Recent team changes have taken over a bunch of unfamiliar applications. There will always be a variety of ups and downs during the expiration period, busy to the dark, the book did not read much, waste Ah waste.
Record a fault diagnosis. After writing this article, I hope that I will not write this topic any longer.
1. symptom:
A Database Synchronization application in the shanzhai fails.
2. troubleshooting:
2.1. detours
Use CONF/log4j. XML to find "A" Log File "(/home/admin/out/logs/automation_sys.log). The result has been turned over for half a day, and no problem is found.
Because it is a distributed application, it is deployed on three machines (3 slave, 1 master. S-M communication through RMI ).
So I can't see the problem on the master machine. I just need to check several slave instances. There is no error in the result log.
2.2 Positive Solution
However, when a grep error occurs in the log folder, it is easy to see the following exception (host1 is the name of the machine that has been processed ).
[0327 15:53:56 674 ERROR] [main] master.action.DefaultAction - host1 error is java.util.concurrent.ExecutionException: org.springframework.remoting.RemoteConnectFailureException: Cannot connect to remote service [rmi://host1:3099/RmiDispatcherService]; nested exception is java.rmi.ConnectIOException: error during JRMP connection establishment; nested exception is: java.net.SocketTimeoutException: Read timed out
An RMI times out. We know that packets sent to the local Nic do not go through the router (no difference with localhost), so it has little to do with the network. It is estimated that the machine load is relatively high (A 5g memory virtual machine runs 5 JVMs. But because there is no monitoring, it cannot be confirmed.
The Error Log ran to automation. log and read CONF/log4j. xml. For example:
<appender name="activex_appender" class="org.apache.log4j.RollingFileAppender"> <param name="File" value="/home/admin/out/logs/automation_sys.log" /> <layout class="org.apache.log4j.PatternLayout"> <param name="ConversionPattern" value="[%d{MMdd HH:mm:ss SSS\} %-5p] [%t] %c{3\} - %m%n" /> </layout></appender><appender name="automation_appender" class="org.apache.log4j.RollingFileAppender"> <param name="File" value="/home/admin/out/logs/automation.log" /> <layout class="org.apache.log4j.PatternLayout"> <param name="ConversionPattern" value="[%d{MMdd HH:mm:ss SSS\} %-5p] [%t] %c{3\} - %m%n" /> </layout></appender> <logger name="com.alibaba.wscrosstool" additivity="false"> <level value="info" /> <appender-ref ref="automation_appender" /></logger><root> <priority value ="info"/> <appender-ref ref="activex_appender" /></root>
Additivity = "false" causes the corresponding log to be intercepted in "automation_appender" and not put in the root logger.
3. An error occurs again:
During the process of applying for a machine and preparing to move the application out, the application does not compete.
This time we compared tricky, but none of the logs with errors under the log folder. And from a certain point in time, all logs have evaporated.
Jstack shows that the application stops at the place where an error log is output every 5s, and no log is output by a line of logs.
Because jstat-gcutil shows that GC is still being performed, it indicates that the program has no deadlock. Speechless.
I ran a step downstairs and came up to search for logs again by lsof.

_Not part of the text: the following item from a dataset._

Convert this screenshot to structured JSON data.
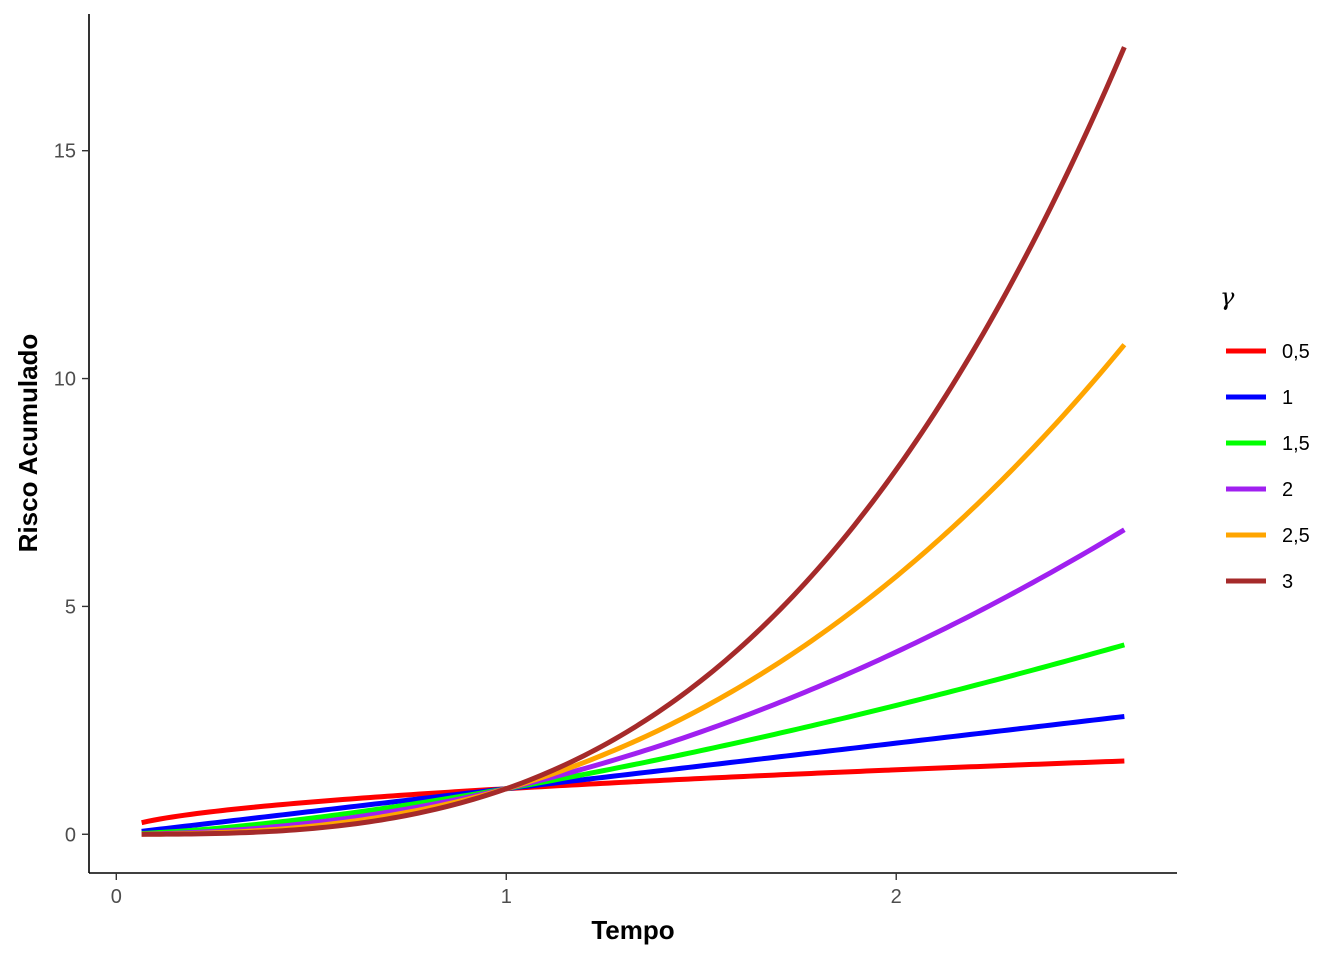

$/usr/sbin/lsof -p 18481 | grep -v jar$ | grep logjava 18481 admin 306w REG 202,17 12428618 2883725 /home/admin/out/logs/automation.log.1 (deleted)java 18481 admin 307w REG 202,17 13431037 2883877 /home/admin/out/logs/automation_sys.log.1
A deleted file is found.
We know that files under Linux are not deleted immediately after they are deleted (only the mark is not displayed, and the new process cannot be read ). It will be erased only when all processes holding the handle exit (For details, refer to the test conducted by the monks ).
As a result, I searched for how to retrieve the deleted file and found it quite easily according to this post.
The subsequent errors have not been completely found, so they are not listed.
4. Conclusion
The configuration of log4j is incorrect.